Re: Question on overall design

2023-12-10 Thread veem v
Thank you so much Ron.  I have some more doubts related to this.

We were thinking , if there is any utility in PG with which we can
create/generate large sample data volume which we can use to run it on our
on premise Oracle exadata box and use the same on the aurora postgresql in
cloud to see the read and write performance comparison. Is there any such
exists, to quickly get some large data volume?  But i think , what you are
saying is, we should use real data to get actual or closest possible
benchmarks, correct me if wrong?

We used to see the data dictionary views (called AWR views) in Oracle to
see the current and historical performance statistics like CPU, IO , Memory
usage, object level contentions etc. in the oracle database. Do we have
such a thing available in Aurora postgre, so as to monitor the
performance and get some idea of how well the load test goes and what
capacity is available or are we saturating it?

When you said "*Beware of excessive partitioning.  We had to "departion"
most tables, because of the impact on performance.*" , as I understand
partitioning helps in reducing IO while reading , as it scans less data
because of partition pruning. And while writing there is almost minimal
overhead in identifying the required partition to which the
INSERTed/Updated/Deleted data will be landing ON. So can you please help me
understand what exact performance impact you are highlighting here? Are you
talking about the size of the partitions or total count of the partitions?
In our case we are planning to do either daily range partition or hourly
based on data data volume, not sure if there exists some sweet spot in
regards to what should be the size of each partition in postgresql be. If
you are pointing to higher count of partitions of table , then in our case
if we persist ~90 days data then for a transaction table it would be ~90
daily range partitions or ~2160 hourly range partitions in the aurora
postgresql. It would be helpful , if you can explain a bit regarding what
exact performance impact you faced in regards to the partitioning in aurora
postgresql.

*"Use ora2pg to export views in the Oracle database. It's very easy; a
small EC2 VM running Linux with enough disk space lets you automate the
extraction from Oracle and importation into AWS Postgresql.)"*

Need to explore a bit more on this I believe.
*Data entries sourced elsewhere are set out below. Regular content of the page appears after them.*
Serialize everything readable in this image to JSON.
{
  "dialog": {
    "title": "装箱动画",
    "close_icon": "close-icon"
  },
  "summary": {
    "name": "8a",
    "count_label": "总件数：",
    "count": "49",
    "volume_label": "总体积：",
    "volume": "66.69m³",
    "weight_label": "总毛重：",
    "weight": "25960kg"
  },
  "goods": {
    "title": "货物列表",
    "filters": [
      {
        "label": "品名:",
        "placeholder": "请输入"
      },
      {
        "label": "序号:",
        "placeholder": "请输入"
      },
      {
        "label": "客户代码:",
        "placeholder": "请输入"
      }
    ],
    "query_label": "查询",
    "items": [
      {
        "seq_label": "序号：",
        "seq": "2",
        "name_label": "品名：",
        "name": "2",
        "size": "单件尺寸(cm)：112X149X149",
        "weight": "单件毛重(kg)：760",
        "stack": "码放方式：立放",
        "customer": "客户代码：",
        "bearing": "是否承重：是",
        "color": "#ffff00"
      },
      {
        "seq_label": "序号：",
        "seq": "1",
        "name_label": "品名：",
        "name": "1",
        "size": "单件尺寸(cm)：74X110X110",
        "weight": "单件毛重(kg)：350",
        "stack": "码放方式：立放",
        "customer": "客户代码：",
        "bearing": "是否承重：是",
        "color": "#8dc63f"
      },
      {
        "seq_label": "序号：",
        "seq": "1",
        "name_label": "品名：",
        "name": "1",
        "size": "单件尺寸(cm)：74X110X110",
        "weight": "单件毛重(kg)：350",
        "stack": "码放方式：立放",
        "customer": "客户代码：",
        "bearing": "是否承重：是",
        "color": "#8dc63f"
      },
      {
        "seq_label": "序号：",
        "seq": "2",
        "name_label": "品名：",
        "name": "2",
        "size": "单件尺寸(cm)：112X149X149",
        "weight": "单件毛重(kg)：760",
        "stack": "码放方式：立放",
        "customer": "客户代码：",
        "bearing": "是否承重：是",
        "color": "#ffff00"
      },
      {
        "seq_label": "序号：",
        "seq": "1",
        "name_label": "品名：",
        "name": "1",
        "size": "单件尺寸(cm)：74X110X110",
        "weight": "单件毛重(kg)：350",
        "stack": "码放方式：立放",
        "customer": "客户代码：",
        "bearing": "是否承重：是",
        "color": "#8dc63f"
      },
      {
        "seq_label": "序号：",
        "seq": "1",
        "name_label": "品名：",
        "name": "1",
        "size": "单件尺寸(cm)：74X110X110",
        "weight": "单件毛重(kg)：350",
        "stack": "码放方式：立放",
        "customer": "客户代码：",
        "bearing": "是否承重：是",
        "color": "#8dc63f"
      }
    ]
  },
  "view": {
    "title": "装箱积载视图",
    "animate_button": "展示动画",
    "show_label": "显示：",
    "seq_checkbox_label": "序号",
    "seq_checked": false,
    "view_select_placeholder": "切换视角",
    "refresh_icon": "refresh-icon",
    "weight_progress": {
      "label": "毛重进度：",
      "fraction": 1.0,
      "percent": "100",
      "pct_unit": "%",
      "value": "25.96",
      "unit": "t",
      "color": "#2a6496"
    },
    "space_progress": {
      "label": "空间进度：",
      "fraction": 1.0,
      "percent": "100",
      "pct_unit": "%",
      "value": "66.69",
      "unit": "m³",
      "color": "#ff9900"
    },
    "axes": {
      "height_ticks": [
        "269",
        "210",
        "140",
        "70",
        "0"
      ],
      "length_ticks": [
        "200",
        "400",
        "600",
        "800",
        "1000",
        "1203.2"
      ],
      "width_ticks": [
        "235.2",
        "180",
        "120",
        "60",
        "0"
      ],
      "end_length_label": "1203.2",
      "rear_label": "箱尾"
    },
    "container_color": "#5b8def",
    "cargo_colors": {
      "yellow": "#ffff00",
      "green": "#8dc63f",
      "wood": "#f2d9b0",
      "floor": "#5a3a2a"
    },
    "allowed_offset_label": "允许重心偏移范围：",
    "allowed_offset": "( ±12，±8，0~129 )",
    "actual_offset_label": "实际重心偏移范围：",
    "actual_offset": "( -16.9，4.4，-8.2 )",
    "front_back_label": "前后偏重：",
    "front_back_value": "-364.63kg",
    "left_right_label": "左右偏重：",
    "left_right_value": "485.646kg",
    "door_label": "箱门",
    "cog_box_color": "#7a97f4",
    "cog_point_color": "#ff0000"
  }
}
We have an oracle on premise
database, so we can move data directly to aurora postgresql in the cloud.
Another thing , is we have some sample data available in the AWS snowflake
but then not sure if some mechanism is available to move the same data to
the aurora postgresql ?

On Sun, 10 Dec 2023 at 02:27, Ron Johnson  wrote:

> I don't know anything about Aurora, only have experience with RDS
> Postgresql.
>
> We successfully migrated from on-prem Oracle (12c, I think) to RDS
> Postgresql 12, and were very happy: little down time (I take pride in
> designing/implementing that; thanks, ora2pg!), with lower disk (8TB, down
> to 5TB) and CPU usage.
>
> I'm not sure what the TPS was in Oracle, but the server level "we" are on
> (I'm no longer with that company, and don't remember the specifics (48 vCPU
> / 132 GB RAM, I think, with 10,000 IOPs) is over-powered for *our* needs.
>
> You're going to have to spin up a full-sized instance, import a *lot* of
> real data(*) into a production-identical schema and then run your batch
> load process using test data (or copies of real batches).  That's the only
> way you'll *really* know.
>
> Beware of excessive partitioning.  We had to "departion" most tables,
> because of the impact on performance.
>
> (*) Use ora2pg to export views in the Oracle database.  It's *very* easy;
> a small EC2 VM running Linux with enough disk space lets you automate the
> extraction from Oracle and importation into AWS Postgresql.)
>
> On Sat, Dec 9, 2023 at 3:36 PM veem v  wrote:
>
>> Thank you so much for the response.
>>
>> Got your point, will check if we really need details or summary for the
>> historical data. But it looks like we will need detailed transaction data
>> for ~2 years at least.
>>
>> My understanding was that AWS has two different offerings and "aurora
>> postgresql" is more performant and costlier than "RDS postgresql". Will
>> double check on this though.
>>
>> However , how to prove RDS/aurora postgresql is going to serve our OLTP
>> requirement here , similar to the current on premise Oracle exadata. For
>> the OLTP use case we are expecting ~15K TPS write and 2K TPS read and the
>> response for the UI queries are expected to be within subseconds. But yes,
>> as i mentioned individual transactions will be batched and then will be
>> written to the database, so this should have lesser resource consumption
>> and contention created.
>>
>> To test if Aurora postgresql will be comparable to cater the above needs
>> (in regards to the expected performance with nominal cost) ,how should we
>> test it? As we won't be able to test everything right away, S

Re: Question on overall design

2023-12-10 Thread Ron Johnson
* PG has pgbench; *maybe* you can hack it to work on Oracle.
* If you want to know how well an RDBMS will work on your workload, then
you must provide it with a simulated workload.  Right?
* AWS RDS Postgresql has a dashboard that *might* be similar to AWR.  Or it
might not...
* We departitioned because SELECT statements were *slow*.  All partitions
were scanned, even when the partition key was specified in the WHERE clause.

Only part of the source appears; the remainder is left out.